In the social media, everyone has become an expert in his or her own right but that is not the calling of the times. What we need this time are people who walk the talk. We do not need lame ducks and fence sitters because the gravity of our problems have grown exponentially which also needs the individual and collective efforts of the local officials and the people to formulate the appropriate solution.

Many of those who are weekend visitors in the city have time and again repeated that Baguio is nearing death because of the gravity of the problems that it is currently confronting but local officials are working double time to put in place stop gap measures while awaiting the implementation of medium and short-term solutions on the city’s problems.

The dire warning from those who see the city dying should be a wake-up call to all concerned: decision-makers and the locals. Let us learn to be team layers in this present situation that our city is positioned. Let us do things right and infect our neighbors with our enthusiasm for making simple contributions in addressing our major problems. For example, by strictly complying with the segregation of waste at source, we are helping the local government significantly reduce the waste being hauled out of the city thereby helping save a portion of the budget spent for the purpose. Let us also listen to the suggestions and recommendations of others and formulate better measures that will address our present predicament in terms of traffic, solid waste, peace and order, informal settlers and the overall state of the environment.

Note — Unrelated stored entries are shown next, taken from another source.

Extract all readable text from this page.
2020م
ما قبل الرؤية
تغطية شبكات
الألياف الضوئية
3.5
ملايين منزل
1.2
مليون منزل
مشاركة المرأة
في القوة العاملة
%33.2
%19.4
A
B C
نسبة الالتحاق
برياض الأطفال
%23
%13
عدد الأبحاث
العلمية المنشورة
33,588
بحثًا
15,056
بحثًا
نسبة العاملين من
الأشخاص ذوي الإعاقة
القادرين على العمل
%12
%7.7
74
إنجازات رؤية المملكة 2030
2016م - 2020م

We believe Baguio City will die IF serious attention is NOT given to the city’s sustainable land use and ecology. This entails balancing built-over areas with green spaces, balancing visitor interest with the interest of the greater mainstay population (i.e., year-round residents and students), balancing short-term profit-taking with long-term sustainable livelihoods for the locals, balancing convenience with healthy sustainable lifestyles, and other initiatives that should make us become a sustainable city in line with Goal 11 of the Sustainable Development Goals: make cities and human settlements inclusive, sage, resilient and sustainable.  We love labels and it should be our goal to be counted as one of the sustainable cities by 2030.